Abstracts: July 19th, 2005

This survey from the Chartered Institute of Personnel and Development reveals that sickness continues to hit public sector employers harder than the private services sector. The gap between the number of sick days taken in the two sectors has widened by more than half a day since last year’s survey. Average absence levels in the public sector stand at 10.3 days per employee per year compared to 6.8 days in private services sector. The cost of absence in the public sector is 645 pounds per employee each year, rising to 1060 pounds within the health sector.Stress is one of the leading and growing causes of absence in the public sector with around a half of organisations citing stress as a leading cause of long-term absence for non-manual workers. Meanwhile, more than four in ten public sector organisations say that their stress levels have increased during the past year. Absence levels are highest in local government and the health sector. There are a high proportion of particularly challenging public facing roles in the public sector such as police, healthcare, teaching, and social services which contribute to higher than average levels of absence.

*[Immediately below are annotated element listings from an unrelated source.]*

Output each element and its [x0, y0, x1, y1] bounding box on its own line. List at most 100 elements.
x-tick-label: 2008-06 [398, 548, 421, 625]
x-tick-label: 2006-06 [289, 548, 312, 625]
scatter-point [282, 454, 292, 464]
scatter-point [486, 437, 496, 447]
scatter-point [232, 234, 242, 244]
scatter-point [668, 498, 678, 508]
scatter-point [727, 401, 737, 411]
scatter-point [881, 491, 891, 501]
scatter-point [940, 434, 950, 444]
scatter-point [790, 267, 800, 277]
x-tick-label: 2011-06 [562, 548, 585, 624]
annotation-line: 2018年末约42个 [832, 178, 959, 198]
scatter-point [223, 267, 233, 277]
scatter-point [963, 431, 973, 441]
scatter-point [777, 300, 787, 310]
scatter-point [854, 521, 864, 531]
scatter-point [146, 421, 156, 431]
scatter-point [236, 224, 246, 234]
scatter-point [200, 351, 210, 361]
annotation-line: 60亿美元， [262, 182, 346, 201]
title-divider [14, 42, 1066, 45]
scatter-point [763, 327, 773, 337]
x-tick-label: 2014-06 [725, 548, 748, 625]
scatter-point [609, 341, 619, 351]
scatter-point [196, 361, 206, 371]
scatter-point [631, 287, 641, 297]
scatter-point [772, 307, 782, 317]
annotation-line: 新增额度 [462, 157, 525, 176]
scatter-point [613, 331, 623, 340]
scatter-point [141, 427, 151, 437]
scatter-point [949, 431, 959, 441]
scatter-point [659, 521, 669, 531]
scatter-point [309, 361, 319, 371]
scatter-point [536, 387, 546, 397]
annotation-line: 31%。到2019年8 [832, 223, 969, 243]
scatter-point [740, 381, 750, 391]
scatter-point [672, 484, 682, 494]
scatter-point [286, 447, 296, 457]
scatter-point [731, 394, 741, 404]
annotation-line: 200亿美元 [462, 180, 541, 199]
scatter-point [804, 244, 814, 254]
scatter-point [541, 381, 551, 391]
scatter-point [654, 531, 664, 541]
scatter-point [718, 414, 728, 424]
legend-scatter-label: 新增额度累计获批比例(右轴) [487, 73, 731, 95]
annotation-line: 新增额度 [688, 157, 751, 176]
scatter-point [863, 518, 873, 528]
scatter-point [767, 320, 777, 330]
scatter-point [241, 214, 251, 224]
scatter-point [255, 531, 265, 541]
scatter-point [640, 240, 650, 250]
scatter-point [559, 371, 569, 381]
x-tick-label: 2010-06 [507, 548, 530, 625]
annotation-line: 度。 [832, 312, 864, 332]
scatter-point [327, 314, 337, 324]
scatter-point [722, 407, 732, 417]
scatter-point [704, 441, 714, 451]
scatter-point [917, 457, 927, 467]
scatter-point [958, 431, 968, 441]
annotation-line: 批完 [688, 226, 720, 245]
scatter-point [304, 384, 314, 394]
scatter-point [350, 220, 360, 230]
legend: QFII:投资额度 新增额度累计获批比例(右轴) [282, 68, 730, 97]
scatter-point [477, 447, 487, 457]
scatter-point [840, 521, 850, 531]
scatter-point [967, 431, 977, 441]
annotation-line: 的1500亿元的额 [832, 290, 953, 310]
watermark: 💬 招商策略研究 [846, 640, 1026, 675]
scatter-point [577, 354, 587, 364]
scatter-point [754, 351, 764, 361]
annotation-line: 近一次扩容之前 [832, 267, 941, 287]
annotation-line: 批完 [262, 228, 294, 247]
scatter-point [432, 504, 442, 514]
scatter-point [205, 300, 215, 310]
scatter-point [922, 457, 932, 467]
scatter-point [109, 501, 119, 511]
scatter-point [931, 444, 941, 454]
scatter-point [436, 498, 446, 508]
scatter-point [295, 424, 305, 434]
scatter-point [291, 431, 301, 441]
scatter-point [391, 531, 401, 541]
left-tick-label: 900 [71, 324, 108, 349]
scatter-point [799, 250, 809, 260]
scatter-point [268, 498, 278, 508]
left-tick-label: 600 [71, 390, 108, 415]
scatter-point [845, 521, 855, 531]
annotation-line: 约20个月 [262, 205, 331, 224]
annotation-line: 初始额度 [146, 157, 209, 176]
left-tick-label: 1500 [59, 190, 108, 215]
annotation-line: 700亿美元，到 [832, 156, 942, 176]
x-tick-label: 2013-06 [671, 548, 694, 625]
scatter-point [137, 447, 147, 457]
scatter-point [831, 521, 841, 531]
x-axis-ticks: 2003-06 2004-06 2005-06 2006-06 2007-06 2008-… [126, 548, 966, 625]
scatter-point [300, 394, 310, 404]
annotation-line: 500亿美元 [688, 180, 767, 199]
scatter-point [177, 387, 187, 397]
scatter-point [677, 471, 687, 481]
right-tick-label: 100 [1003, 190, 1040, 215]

Research shows that change is one of the biggest causes of stress and there has been a tremendous amount of change in the sector with employees working within increasingly target-driven and performance managed environments.

Only a quarter (28%) of public sector organisations take into account attendance records as part of performance measures for individuals’ appraisals compared to almost half (48%) of private sector service organisations. However 40% of respondents believe that including employees’ attendance records among performance measures for individuals’ appraisals has a positive effect on reducing absence levels, with just 12% saying this has no effect.